God save Michet ou les délices de l'actu

De bleu, de bleu… !

J’vous dis pas à quel point c’est chouettosse !

A la bourse des bonnes nouvelles le cours des marécages a encore grimpé. Tudieu mon n’veu ;  va falloir qu’on s’dégotte vite fait un nouveau calebard  pour la pêche aux lectrices de « Femina », un fusil à pompe pour donner un coup d’main aux p’tits cons qui assassinent leurs prochains et un contrat de mariage pour les parapentistes. J’t’explique :

C’était hier dans la salle d’attente (vachement longuette) de mon arracheur de dents d’la rue de Lyon. J’tombe sur l’hebdomadaire préféré de Bobonne et de ses copines. Femina ki s’appelle le canard. D’habitude j’y jette un œil aussi furtif que sur les talons aiguilles de Bribri Macron, mais là, j’en suis resté aussi baba qu’Ivana Trump découvrant l’Amérique. J’m’attendais, au pire,  à un cours de tricot du Larzac, à la confection d’un rôti à la mousse de bains ou à la nouvelle coupe de ch’veux de Nathalie Fontanet…  Que dalle ! Sur une dizaine de pages on m’a tout révélé sur la veuve poignet masculine, sur la beauté mystérieuse de la veuve clito, sur les missionnaires chopant des levrettes et sur les joujoux à jouir dehors ou dedans.

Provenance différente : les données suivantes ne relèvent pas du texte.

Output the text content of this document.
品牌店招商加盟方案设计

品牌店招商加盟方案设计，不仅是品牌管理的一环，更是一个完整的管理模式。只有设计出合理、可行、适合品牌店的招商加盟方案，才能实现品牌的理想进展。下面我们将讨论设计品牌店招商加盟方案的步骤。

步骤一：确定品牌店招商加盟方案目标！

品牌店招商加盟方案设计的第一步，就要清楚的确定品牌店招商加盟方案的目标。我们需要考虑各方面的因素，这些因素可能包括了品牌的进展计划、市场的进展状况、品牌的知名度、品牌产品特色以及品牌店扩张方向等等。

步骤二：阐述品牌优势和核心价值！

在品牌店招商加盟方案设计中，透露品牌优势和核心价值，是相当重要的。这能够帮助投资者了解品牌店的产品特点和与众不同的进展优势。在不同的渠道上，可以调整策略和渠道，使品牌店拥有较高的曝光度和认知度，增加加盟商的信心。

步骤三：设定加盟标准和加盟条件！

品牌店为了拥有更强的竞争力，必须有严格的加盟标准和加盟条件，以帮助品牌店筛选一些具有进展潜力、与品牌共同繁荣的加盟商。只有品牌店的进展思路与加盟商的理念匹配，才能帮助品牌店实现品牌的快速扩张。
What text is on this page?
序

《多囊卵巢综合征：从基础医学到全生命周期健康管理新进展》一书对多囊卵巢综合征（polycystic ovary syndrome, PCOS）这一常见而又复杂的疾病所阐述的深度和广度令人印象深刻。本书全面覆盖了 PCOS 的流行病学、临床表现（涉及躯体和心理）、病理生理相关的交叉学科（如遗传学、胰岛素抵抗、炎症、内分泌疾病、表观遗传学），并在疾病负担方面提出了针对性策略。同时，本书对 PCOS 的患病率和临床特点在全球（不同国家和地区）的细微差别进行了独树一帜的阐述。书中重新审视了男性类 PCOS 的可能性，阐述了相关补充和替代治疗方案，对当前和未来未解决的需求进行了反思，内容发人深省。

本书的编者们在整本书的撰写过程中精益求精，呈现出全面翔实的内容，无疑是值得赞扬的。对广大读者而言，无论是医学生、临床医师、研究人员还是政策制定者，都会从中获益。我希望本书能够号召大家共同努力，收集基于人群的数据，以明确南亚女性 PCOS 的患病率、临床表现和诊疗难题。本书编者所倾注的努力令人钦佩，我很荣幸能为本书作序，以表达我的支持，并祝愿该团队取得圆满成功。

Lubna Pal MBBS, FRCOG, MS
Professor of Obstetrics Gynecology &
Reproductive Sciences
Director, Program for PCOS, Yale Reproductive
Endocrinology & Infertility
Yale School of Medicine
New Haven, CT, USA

Y dorment ou quoi les défenseurs de la morale et les proques d’la république ?

Encore mieux : L’autre soir à Meyrin, dans le parking du centre sportif, y a un jeune gonze ki devait en avoir marre de sauter les haies en cuissettes, il a tenté (et réussi) la carambole d’un rival avec une bagnole suivie d’une roulade sur corps allongé. Un vrai chef-d’œuvre qui f’sait suite à la joyeuse prise de becs d’un couple de Lusitaniens ka fini à la morgue.

Mais le pompon d’la s’maine j’lai lu dans un boulevardier et découvert du même coup un nouveau mot : Le trouple.

Le trouple, ce sont trois gonzes (gay, gay, gay marions-nous !) dont l’union vient d’être célébrée officiellement en Colombie. Si, si ! Avec alliances, paperasses et tout l’bizenesse. Un vrai poème sorti tout droit de la littérature sodomique. Faut dire qu’un des membres du trouple s’appelle Victor Hugo Prada qui, à la sortie de la mairie, s’est écrié : «Nous voulions officialiser notre foyer, notre famille. Il n'y avait rien de solide légalement qui nous reconnaissait en tant que famille ».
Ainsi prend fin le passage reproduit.